Inflammatory Racial Comment from Kamala Harris Highlights Opportunity Before Supreme Court Print
By Timothy H. Lee
Thursday, October 06 2022
It’s up to the Supreme Court to pursue a path of colorblindness...

The U.S. Supreme Court opened its 2022-23 term this week, with two affirmative action cases headlining its docket.  

Will the Court fully apply the Constitution’s command of colorblindness?  Or will it once again shrink from its responsibility and leave this thorny thicket to grow?  A gaffe last week from Vice President Kamala Harris illustrates the peril of the latter course.  

First, for a sense of the divergent paths before it, consider two salient Supreme Court decisions on the matter in recent years, one rightly celebrated and the other just as rightly lampooned.  

In Grutter v. Bollinger (2003), the University of Michigan law school openly acknowledged that it favored certain minority groups in admissions, arguing that it was entitled to achieve what it vaguely labeled a “critical mass” of students from various favored groups despite the 14th Amendment’s Equal Protection Clause and myriad federal laws prohibiting racial discrimination in education.  

Inexplicably, Justice Sandra Day O’Connor joined the Court’s four leftists in permitting Michigan’s discriminatory scheme in pursuit of a “diverse student body.”  It was O’Connor’s suggestion that her constitutional logic would expire in twenty-five years, however, that instantly and justifiably brought ridicule upon her.  “We expect,” she wrote, “that 25 years from now, the use of racial preferences will no longer be necessary to further the interest approved today.”  

Constitutional commands do not include delayed fuses of the sort that O’Connor contemplated, and she possessed no crystal ball allowing her to accurately forecast the necessary duration of her rationalization.  

Almost twenty years later, we’re further from O’Connor’s vision rather than closer to it.  Look no further than an inflammatory remark by the sitting Vice President of the United States.  

Appearing before the Democratic National Committee’s Women’s Leadership Forum last week in Washington, D.C., actress Priyanka Chopra Jonas asked Kamala Harris about climate change and Hurricane Ian relief for Florida.  In prototypical word salad-fashion, Harris asserted that resources must be allocated “based on equity” to “lowest-income communities and our communities of color”:  

It is our lowest-income communities and our communities of color that are most impacted by these extreme conditions and impacted by issues that are not of their own making and so we…  and so we have to address this in a way that is about giving resources based on equity, understanding that we fight for equality, but we also fight for equity understanding not everyone starts at the same place, and if we want people to be in an equal place, sometimes we have to take into account those disparities and do that work.  
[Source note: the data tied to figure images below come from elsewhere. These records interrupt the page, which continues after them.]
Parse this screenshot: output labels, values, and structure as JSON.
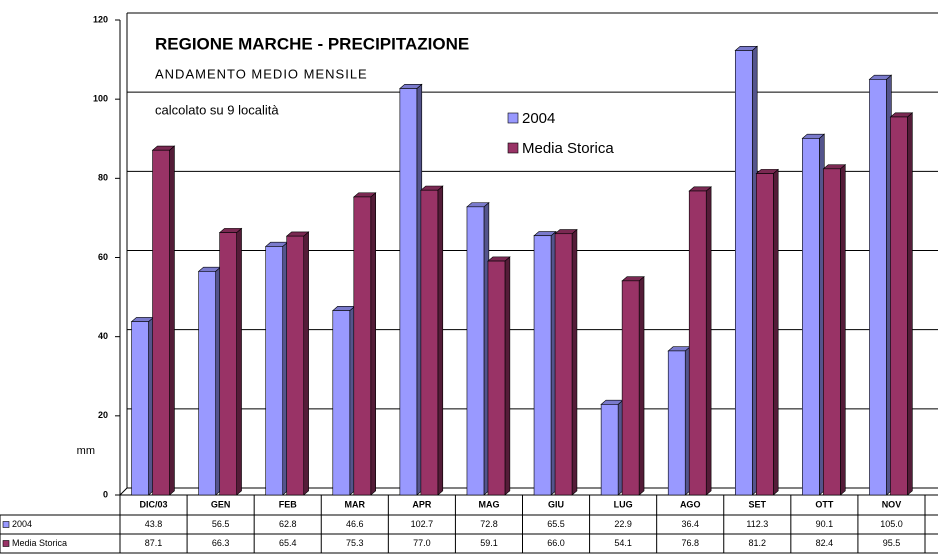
{
  "chart_data": {
    "type": "bar",
    "title": "REGIONE MARCHE - PRECIPITAZIONE",
    "subtitle": "ANDAMENTO MEDIO MENSILE",
    "annotation": "calcolato su 9 località",
    "y_axis_label": "mm",
    "categories": [
      "DIC/03",
      "GEN",
      "FEB",
      "MAR",
      "APR",
      "MAG",
      "GIU",
      "LUG",
      "AGO",
      "SET",
      "OTT",
      "NOV"
    ],
    "series": [
      {
        "name": "2004",
        "color": "#9999ff",
        "values": [
          43.8,
          56.5,
          62.8,
          46.6,
          102.7,
          72.8,
          65.5,
          22.9,
          36.4,
          112.3,
          90.1,
          105.0
        ],
        "value_labels": [
          "43.8",
          "56.5",
          "62.8",
          "46.6",
          "102.7",
          "72.8",
          "65.5",
          "22.9",
          "36.4",
          "112.3",
          "90.1",
          "105.0"
        ]
      },
      {
        "name": "Media Storica",
        "color": "#993366",
        "values": [
          87.1,
          66.3,
          65.4,
          75.3,
          77.0,
          59.1,
          66.0,
          54.1,
          76.8,
          81.2,
          82.4,
          95.5
        ],
        "value_labels": [
          "87.1",
          "66.3",
          "65.4",
          "75.3",
          "77.0",
          "59.1",
          "66.0",
          "54.1",
          "76.8",
          "81.2",
          "82.4",
          "95.5"
        ]
      }
    ],
    "ylim": [
      0,
      120
    ],
    "yticks": [
      0,
      20,
      40,
      60,
      80,
      100,
      120
    ],
    "grid": true,
    "legend": "top"
  }
}
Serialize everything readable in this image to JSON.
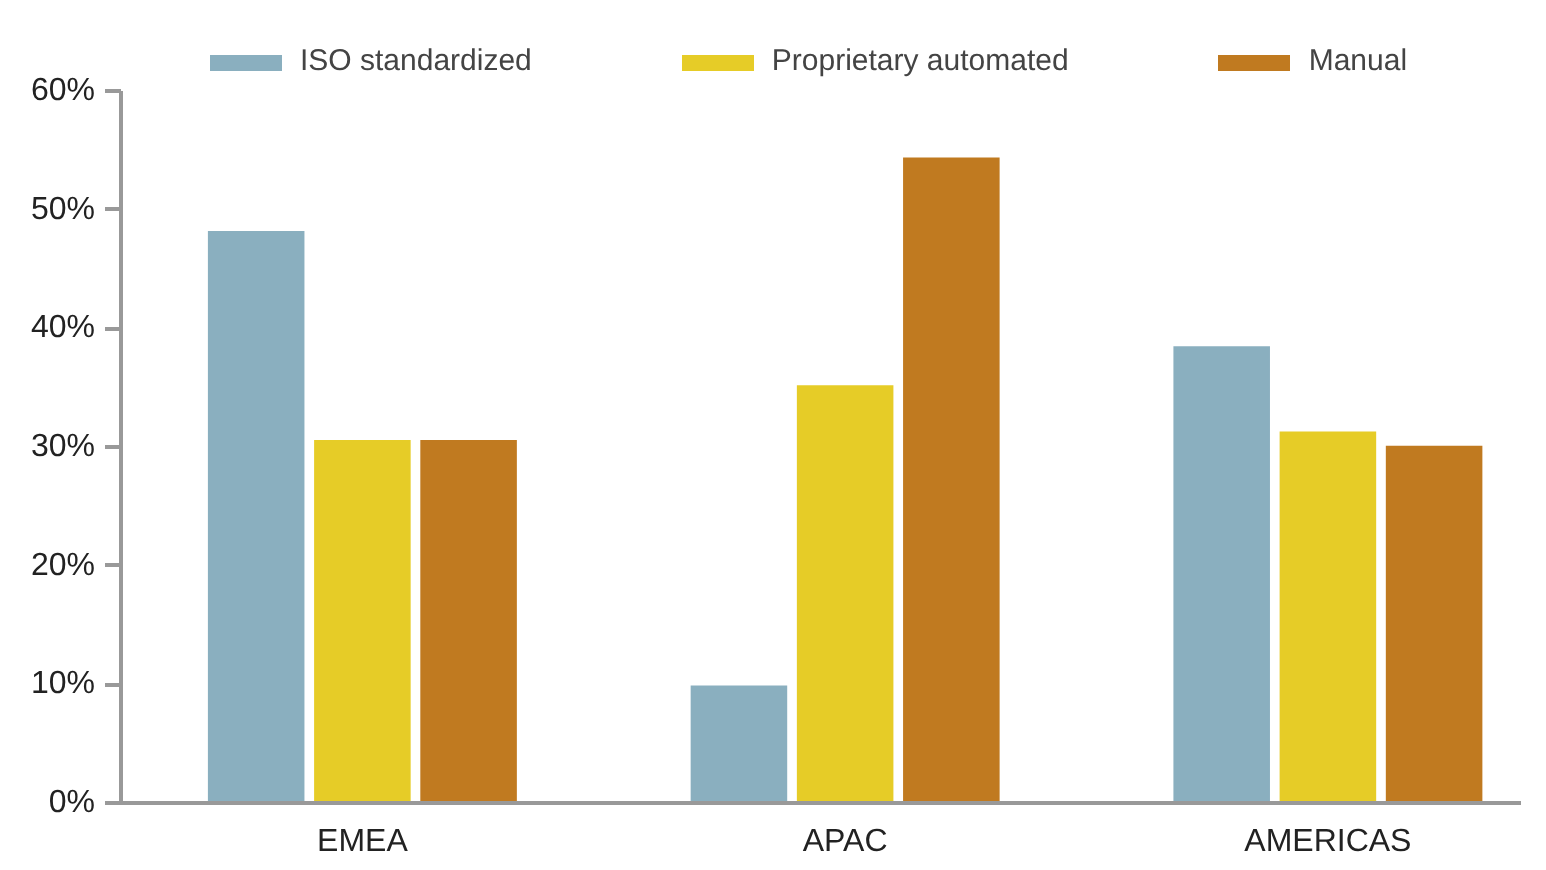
{
  "chart_data": {
    "type": "bar",
    "categories": [
      "EMEA",
      "APAC",
      "AMERICAS"
    ],
    "series": [
      {
        "name": "ISO standardized",
        "color": "#8aafbf",
        "values": [
          48.2,
          9.9,
          38.5
        ]
      },
      {
        "name": "Proprietary automated",
        "color": "#e6cc27",
        "values": [
          30.6,
          35.2,
          31.3
        ]
      },
      {
        "name": "Manual",
        "color": "#c07a20",
        "values": [
          30.6,
          54.4,
          30.1
        ]
      }
    ],
    "ylim": [
      0,
      60
    ],
    "yticks": [
      {
        "value": 0,
        "label": "0%"
      },
      {
        "value": 10,
        "label": "10%"
      },
      {
        "value": 20,
        "label": "20%"
      },
      {
        "value": 30,
        "label": "30%"
      },
      {
        "value": 40,
        "label": "40%"
      },
      {
        "value": 50,
        "label": "50%"
      },
      {
        "value": 60,
        "label": "60%"
      }
    ],
    "grid": false,
    "legend": "top"
  }
}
Memo to Vice President Harris:  The Constitution protects equality, not your defective conceptualization of “equity.”  

Naturally, the mainstream media rushed to Harris’s defense, instructing us in Groucho Marx fashion to believe them instead of our lying eyes and ears.  Granted, deciphering almost any statement from Harris necessitates chalkboard sentence diagrams.  Even giving her full benefit of the doubt, however, Harris was openly advocating a policy of race-based resource allocation, whether specific to Hurricane Ina or regarding climate change more generally.  

Harris’s words had a concrete negative effect, sowing panic among Hurricane Ian victims who need relief.  Federal Emergency Management Agency (FEMA) chief Deanne Criswell was forced to clean up after Harris, assuring Floridians that, “We’re going to support all communities, I committed that to the governor, I commit to you right here that all Floridians are going to be able to get the help that is available to them through our programs.”  
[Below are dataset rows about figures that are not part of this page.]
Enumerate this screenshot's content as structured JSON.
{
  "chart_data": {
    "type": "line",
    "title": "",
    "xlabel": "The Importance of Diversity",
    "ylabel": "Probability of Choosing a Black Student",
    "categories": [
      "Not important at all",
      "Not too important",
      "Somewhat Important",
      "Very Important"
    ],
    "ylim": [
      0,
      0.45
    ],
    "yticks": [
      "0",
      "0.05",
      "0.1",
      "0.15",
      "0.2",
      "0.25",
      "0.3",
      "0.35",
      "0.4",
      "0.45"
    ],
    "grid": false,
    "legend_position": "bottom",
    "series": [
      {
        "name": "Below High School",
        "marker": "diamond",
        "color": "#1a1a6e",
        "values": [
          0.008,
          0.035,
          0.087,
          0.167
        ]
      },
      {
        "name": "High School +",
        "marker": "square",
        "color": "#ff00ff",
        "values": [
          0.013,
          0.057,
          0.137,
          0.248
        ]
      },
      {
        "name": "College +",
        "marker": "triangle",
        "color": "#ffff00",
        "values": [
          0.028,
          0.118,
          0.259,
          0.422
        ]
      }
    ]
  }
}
This is the fruit of the sort of race-conscious government policy allowed to persist by Justice O’Connor in her majority opinion.  

Which brings us to a subsequent Supreme Court decision providing better clarity and guidance in that regard.  Perhaps moved to rebut Justice O’Connor’s defective constitutional logic four years earlier, Chief Justice John Roberts wrote for the majority in Parents involved in Community Schools v. Seattle School District No. 1 (2007) that, “The way to stop discrimination on the basis of race is to stop discriminating on the basis of race.”  

That is the sort of clear, unambiguous commitment necessary to finally bring this sort of injustice to an end.  

This term, in Students for Fair Admissions, Inc. v. President & Fellows of Harvard College and Students for Fair Admissions, Inc. v. University of North Carolina, the Court can follow through on Chief Justice Roberts’s logic, and end the unconstitutional practice of racial discrimination in admissions once and for all. 

By tolerating discrimination, Justice O’Connor thereby encouraged it to persist.  It’s up to the Supreme Court to pursue a path of colorblindness, and it’s up to voters to support candidates who promise to nominate and confirm judges who will do the same going forward in other realms of our society.